D’une manière générale, le théier bio produit 2 à 3 fois moins que le « chimique ». Et pour ce faire, il faut s’y prendre dès l’installation, en commençant par arracher tous les plants pour installer à la place des mélanges de plantes complémentaires, en particulier des légumineuses et des arbres, qui peuvent à la fois nourrir et protéger les arbustes, des élevages permanents d’insectes auxiliaires prédateurs des ravageurs, et la production annexe de quantité d’engrais organique, en particulier via l’élevage. Ainsi, il faut bien compter 10 ans d’efforts pour avoir le droit, au bout du compte, si tout va bien, car c’est en vérité très compliqué, de produire 2 fois moins. Et en plus sans être absolument pas sûr de trouver des marchés 2 fois plus chers pour ce produit de concurrence internationale impitoyable (le thé est la 2e boisson la plus consommée dans le monde après l’eau, il s’en boit 3 milliards de tasses par jour).
Le riz bio est lui aussi beaucoup plus complexe que le riz « traditionnel »
Il se passe à peu près la même chose pour le riz à haut rendement.
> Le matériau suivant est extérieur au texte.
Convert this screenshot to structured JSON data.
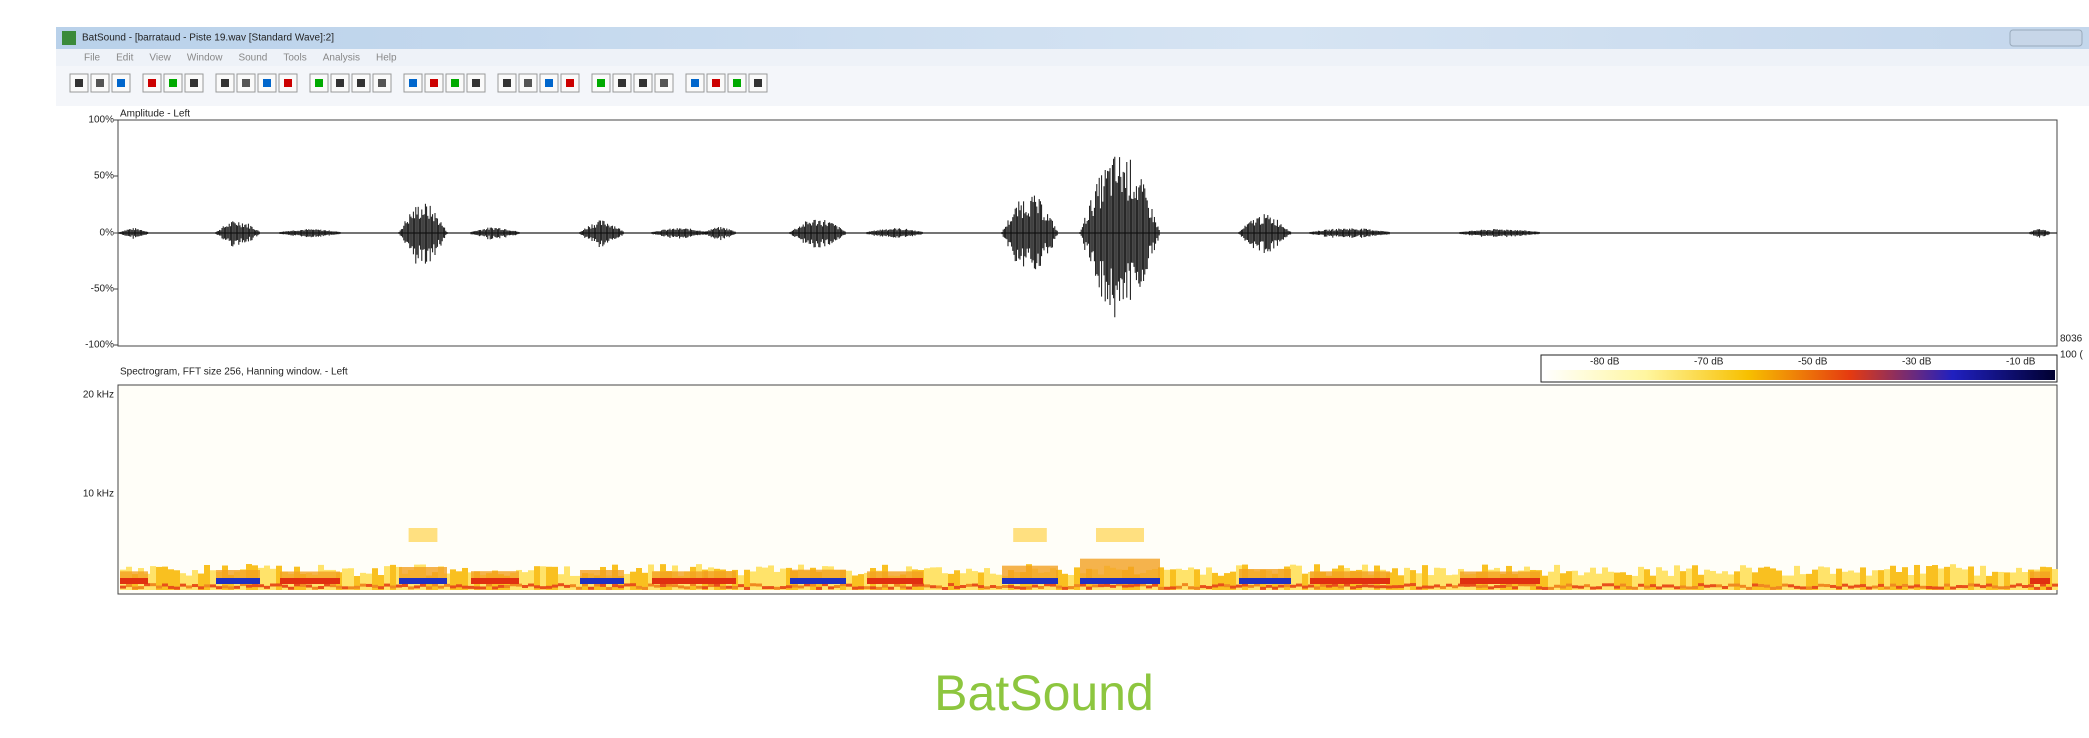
{
  "window": {
    "title": "BatSound - [barrataud - Piste 19.wav [Standard Wave]:2]",
    "menu": [
      "File",
      "Edit",
      "View",
      "Window",
      "Sound",
      "Tools",
      "Analysis",
      "Help"
    ]
  },
  "amplitude_panel": {
    "label": "Amplitude - Left",
    "y_labels": [
      "100%",
      "50%",
      "0%",
      "-50%",
      "-100%"
    ],
    "right_labels": [
      "8036",
      "100 ("
    ]
  },
  "spectrogram_panel": {
    "label": "Spectrogram, FFT size 256, Hanning window. - Left",
    "y_labels": [
      "20 kHz",
      "10 kHz"
    ],
    "colorbar_labels": [
      "-80 dB",
      "-70 dB",
      "-50 dB",
      "-30 dB",
      "-10 dB"
    ]
  },
  "caption": "BatSound"
}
Certes, on est là dans une plante annuelle, comme le blé ou le maïs, les deux autres céréales qui sont à la base de l’alimentation du monde. Mais la grande majorité du riz est irriguée, sur des champs à flanc de colline, et cette céréale nécessite donc de gros investissements préalables avant la production. Quand on a installé une rizière en terrasse sur les pentes d’une montagne, on ne va pas faire de rotations de culture pour y semer une année du riz, puis du colza, du blé, du tournesol, du maïs, etc. Et donc, on retombe dans le cercle vicieux de l’épuisement des sols, qui appelle des apports réguliers d’engrais, et des multiples attaques de prédateurs et de maladies, qui nécessitent des pesticides !
Une fois les investissements hydrauliques effectués, quand on a installé une rizière en terrasse sur les pentes d’une montagne, on ne va pas faire de rotations avec d’autres cultures.
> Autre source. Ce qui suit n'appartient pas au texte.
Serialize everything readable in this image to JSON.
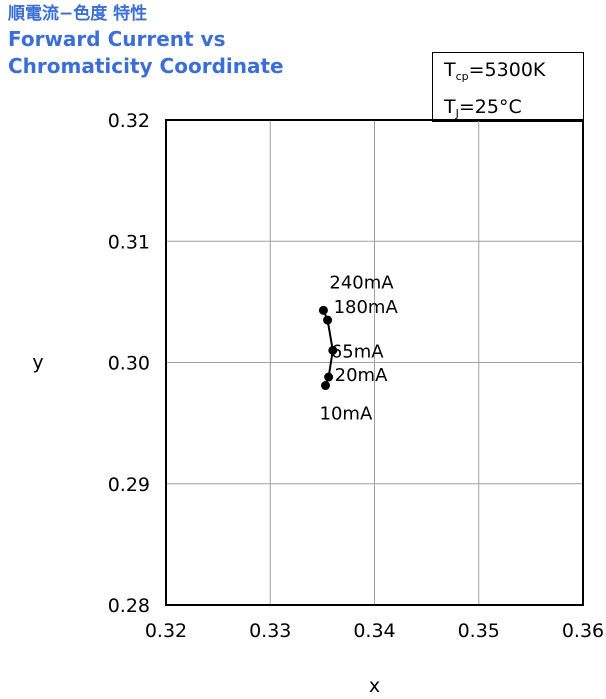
{
  "title": {
    "jp": "順電流−色度 特性",
    "en_line1": "Forward Current vs",
    "en_line2": "Chromaticity Coordinate"
  },
  "conditions": {
    "tcp_symbol": "T",
    "tcp_sub": "cp",
    "tcp_value": "=5300K",
    "tj_symbol": "T",
    "tj_sub": "J",
    "tj_value": "=25°C"
  },
  "colors": {
    "title": "#3b6fd6",
    "axis": "#000000",
    "grid": "#a0a0a0",
    "series": "#000000"
  },
  "chart_data": {
    "type": "scatter",
    "title": "Forward Current vs Chromaticity Coordinate",
    "xlabel": "x",
    "ylabel": "y",
    "xlim": [
      0.32,
      0.36
    ],
    "ylim": [
      0.28,
      0.32
    ],
    "xticks": [
      0.32,
      0.33,
      0.34,
      0.35,
      0.36
    ],
    "yticks": [
      0.28,
      0.29,
      0.3,
      0.31,
      0.32
    ],
    "xtick_labels": [
      "0.32",
      "0.33",
      "0.34",
      "0.35",
      "0.36"
    ],
    "ytick_labels": [
      "0.28",
      "0.29",
      "0.30",
      "0.31",
      "0.32"
    ],
    "grid": true,
    "series": [
      {
        "points": [
          {
            "label": "10mA",
            "x": 0.3353,
            "y": 0.2981
          },
          {
            "label": "20mA",
            "x": 0.3356,
            "y": 0.2988
          },
          {
            "label": "65mA",
            "x": 0.336,
            "y": 0.301
          },
          {
            "label": "180mA",
            "x": 0.3355,
            "y": 0.3035
          },
          {
            "label": "240mA",
            "x": 0.3351,
            "y": 0.3043
          }
        ]
      }
    ]
  }
}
Bien entendu, il existe des solutions qui permettent de gagner sa vie en produisant du riz bio. Mais là aussi, elles sont beaucoup plus compliquées à mettre en œuvre que les techniques éprouvées d’agriculture chimique. Partout où on peut, il faut faire des rotations de culture, en particulier avec l’introduction de légumineuses qui enrichissent le sol en azote. On a expérimenté dans plusieurs pays d’Asie (et même en France) les lâchers de canards auxiliaires de culture. Ces canards n’aiment pas le riz et n’y touchent pas, mais en revanche, désherbent gratuitement et éliminent les animaux prédateurs indésirables, comme les escargots. De plus, leurs déjections fournissent un excellent engrais. Mais chacun peut comprendre que tout cela ne s’improvise pas d’une année sur l’autre parce qu’un gouvernement en a ainsi décidé.
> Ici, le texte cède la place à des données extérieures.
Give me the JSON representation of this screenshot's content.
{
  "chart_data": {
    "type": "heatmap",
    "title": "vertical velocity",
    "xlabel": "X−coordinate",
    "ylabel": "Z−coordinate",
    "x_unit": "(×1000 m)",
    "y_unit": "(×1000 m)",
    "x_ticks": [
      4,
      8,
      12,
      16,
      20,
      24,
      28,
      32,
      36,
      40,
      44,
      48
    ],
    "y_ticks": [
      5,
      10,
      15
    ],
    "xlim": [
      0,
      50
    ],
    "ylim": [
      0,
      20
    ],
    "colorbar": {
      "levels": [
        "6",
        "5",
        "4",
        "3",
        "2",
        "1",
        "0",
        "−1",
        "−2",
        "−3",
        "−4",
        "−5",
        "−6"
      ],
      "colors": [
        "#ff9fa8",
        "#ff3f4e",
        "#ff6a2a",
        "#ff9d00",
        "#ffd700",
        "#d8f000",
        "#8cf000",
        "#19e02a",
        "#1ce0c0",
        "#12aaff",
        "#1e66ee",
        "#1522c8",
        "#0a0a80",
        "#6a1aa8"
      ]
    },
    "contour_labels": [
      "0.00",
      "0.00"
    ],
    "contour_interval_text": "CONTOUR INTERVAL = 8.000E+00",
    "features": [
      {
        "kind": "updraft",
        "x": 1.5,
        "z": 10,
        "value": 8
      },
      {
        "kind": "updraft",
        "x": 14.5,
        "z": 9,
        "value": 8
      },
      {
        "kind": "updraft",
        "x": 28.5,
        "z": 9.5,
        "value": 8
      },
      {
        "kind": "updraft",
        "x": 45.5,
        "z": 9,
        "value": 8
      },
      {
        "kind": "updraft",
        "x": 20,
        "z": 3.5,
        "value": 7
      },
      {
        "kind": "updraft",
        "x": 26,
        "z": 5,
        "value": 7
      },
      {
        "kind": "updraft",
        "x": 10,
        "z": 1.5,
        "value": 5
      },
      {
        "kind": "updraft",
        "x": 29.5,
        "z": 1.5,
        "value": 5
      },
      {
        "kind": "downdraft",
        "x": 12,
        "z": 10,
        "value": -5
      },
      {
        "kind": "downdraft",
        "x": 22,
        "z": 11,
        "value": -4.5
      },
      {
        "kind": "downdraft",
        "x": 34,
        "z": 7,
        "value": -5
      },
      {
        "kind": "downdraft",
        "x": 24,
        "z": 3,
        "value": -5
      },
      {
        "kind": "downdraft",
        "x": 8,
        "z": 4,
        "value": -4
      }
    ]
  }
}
Le canard, un excellent auxiliaire de culture pour le riz comme ici chez « Canard des rizières » dans le Gard. Il peut être aussi couplé avec la carpe !
On peut aussi dans certains cas mélanger les plantes complémentaires : ici à Java, pendant la saison sèche, certaines rizières sont cultivées avec des choux et des haricots sous les cocotiers. Mais ça ne s’improvise pas. Source. Photo by C. Dupraz
En conclusion, on peut paraphraser la célèbre chanson de Georges Brassens : mourir pour ses idées, d’accord, mais de mort lente. Passer à la bio, d’accord, mais lentement et de façon organisée, en motivant, formant et subventionnant les agriculteurs, sûrement pas par décret présidentiel.